Nazlı Hazal Tetik
Türkiye Gazeteciler Cemiyeti ve Eminönü Belediyesi ve İstanbul Valiliği tarafından düzenlenen Babıali şenlikleri kapsamında gerçekleştirilen medya konulu arama konferansında gazetecilğin günümüzde kar amaçlı bir ekonomik faaliyete dönüştüğü, bunun sonucunda da gazetecilerin de günü kurtarmaya yönelik birer figüran haline geldiği vurgulandı.

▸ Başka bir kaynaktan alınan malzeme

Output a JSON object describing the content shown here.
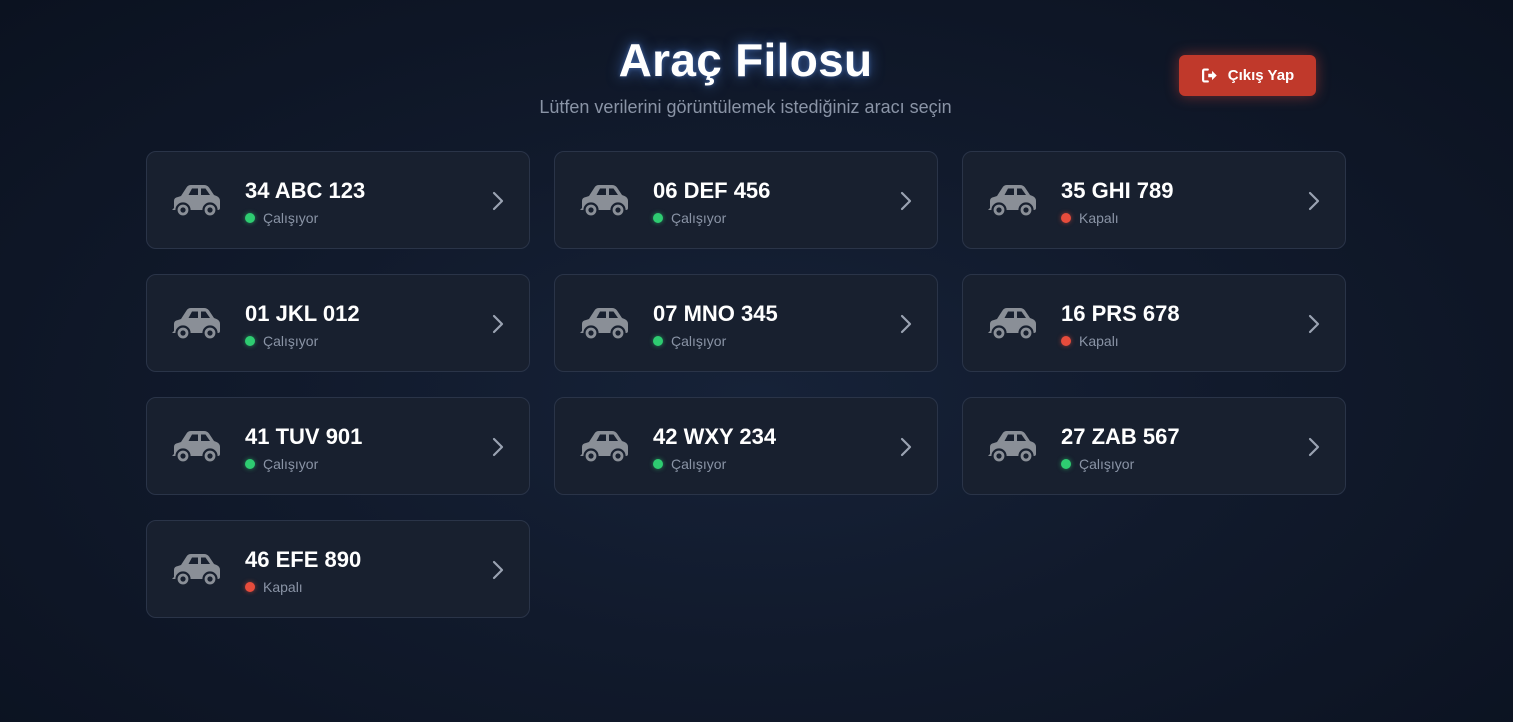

Şenlik kapsamında 19 Haziran’da Çemberlitaş’ta bulunan Basın Müzesi’nde gerçekleştirilen “Medya Gerçeği: Dünü, Bugünü, Yarını” başlıklı konferansa konuşmacı olarak Bilgi Üniversitesi’nden Yrd. Doç. Dr. Esra Arsan, Marmara Üniversitesi’nden Prof. Dr. Melda Cinman, Maltepe Üniversitesi’nden Prof. Dr. Betül Çotuksöken, Galatasaray Üniversitesi’nden Prof. Dr. Yasemin İnceoğlu, İstanbul Üniversitesi’nden Prof. Dr. Nurdoğan Rigel, Cumhuriyet Gazetesi’nden Şükran Soner, Birgün Gazetesi’nden Ahmet Tulgar konuşmacı olarak katıldı.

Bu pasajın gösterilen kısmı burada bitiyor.